L'IA remplacera-t-elle les storyboarders ?
Les storyboarders affrontent 55% de risque d'automatisation et 68% d'exposition IA. Le BLS prévoit -4%. Ce que les chiffres disent vraiment.
Un score de risque d'automatisation de 55%. Voilà le chiffre qui fixe chaque storyboarder de l'industrie du divertissement en ce moment. Et si vous avez regardé les générateurs d'images IA produire en quelques secondes des concepts d'art d'une finesse époustouflante, vous pourriez penser que l'avenir est déjà scellé.
Mais voici la chose — l'image complète est plus nuancée, et plus prometteuse, qu'un seul chiffre ne le laisse entendre.
Les chiffres racontent une histoire compliquée
Nos données montrent que les storyboarders affrontent actuellement une exposition globale à l'IA de 68% en 2025, ce qui en fait une profession à "très haute" exposition. [Fait] L'exposition théorique — ce que l'IA pourrait faire dans ce rôle — atteint un vertigineux 86%. Mais l'exposition observée — ce que l'IA fait réellement en ce moment — n'est que de 42%. [Fait] Cet écart entre théorie et pratique compte énormément.
Voici ce que cela signifie en langage clair : les outils d'IA comme Midjourney, DALL-E et Stable Diffusion peuvent techniquement générer des images de style storyboard. Les studios expérimentent avec eux. Mais l'adoption réelle dans les pipelines de production professionnelle est environ la moitié de ce que la technologie permet théoriquement.
Le BLS prévoit une baisse de l'emploi de -4% d'ici 2034, avec un salaire annuel médian d'environ 60 000 € répartis sur environ 28 300 postes à l'échelle nationale. [Fait] Cette baisse est modeste comparée à ce à quoi on pourrait s'attendre étant donné le battage autour de l'IA générative.
Pourquoi la touche humaine l'emporte encore (pour l'instant)

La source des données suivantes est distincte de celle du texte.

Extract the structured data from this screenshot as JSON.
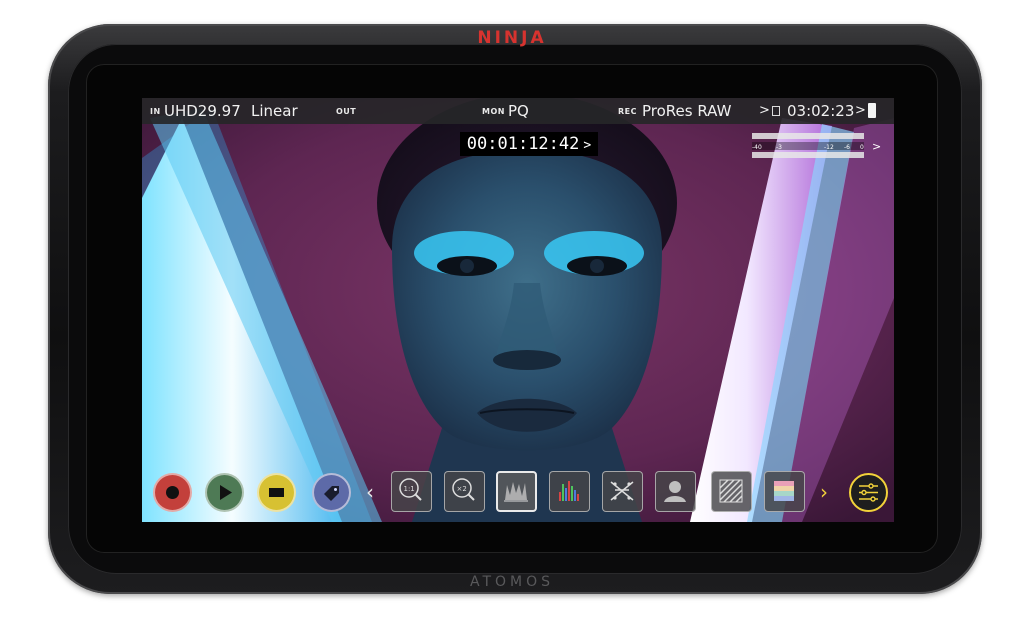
{
  "device": {
    "brand": "NINJA",
    "maker": "ATOMOS"
  },
  "topbar": {
    "in_label": "IN",
    "in_value": "UHD29.97",
    "in_gamma": "Linear",
    "out_label": "OUT",
    "mon_label": "MON",
    "mon_value": "PQ",
    "rec_label": "REC",
    "rec_value": "ProRes RAW",
    "remaining_time": "03:02:23"
  },
  "timecode": "00:01:12:42",
  "audio_meters": {
    "scale_labels": [
      "-40",
      "-3",
      "-12",
      "-6",
      "0"
    ]
  },
  "controls": {
    "record": "record-icon",
    "play": "play-icon",
    "stop": "stop-icon",
    "tag": "tag-icon",
    "tools": [
      "zoom-1-1-icon",
      "zoom-x2-icon",
      "waveform-icon",
      "histogram-icon",
      "false-color-icon",
      "face-icon",
      "zebra-icon",
      "color-bars-icon"
    ],
    "menu": "settings-sliders-icon"
  },
  "colors": {
    "record": "#c3403b",
    "play": "#4e7a55",
    "stop": "#d7c132",
    "tag": "#5d6aa8",
    "brand": "#d7332f",
    "menu_accent": "#f2d23a"
  }
}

Le storyboarding, ce n'est pas que créer de jolies images. Un storyboarder traduit la vision d'un réalisateur en récits visuels séquentiels — comprendre les angles de caméra, le rythme, les temps émotionnels et les choix narratifs subtils qui font qu'une scène fonctionne. [Avis] L'IA peut générer rapidement des images individuelles, mais elle peine avec la cohérence narrative et l'intentionnalité créative qu'exige le storyboarding professionnel.
Considérez les trois tâches principales d'un storyboarder :
Visualisation séquentielle des scènes : environ 48% d'automatisation actuellement. L'IA peut générer des images individuelles, mais assembler une séquence visuelle cohérente qui sert l'histoire — cela requiert encore le jugement humain. [Estimation]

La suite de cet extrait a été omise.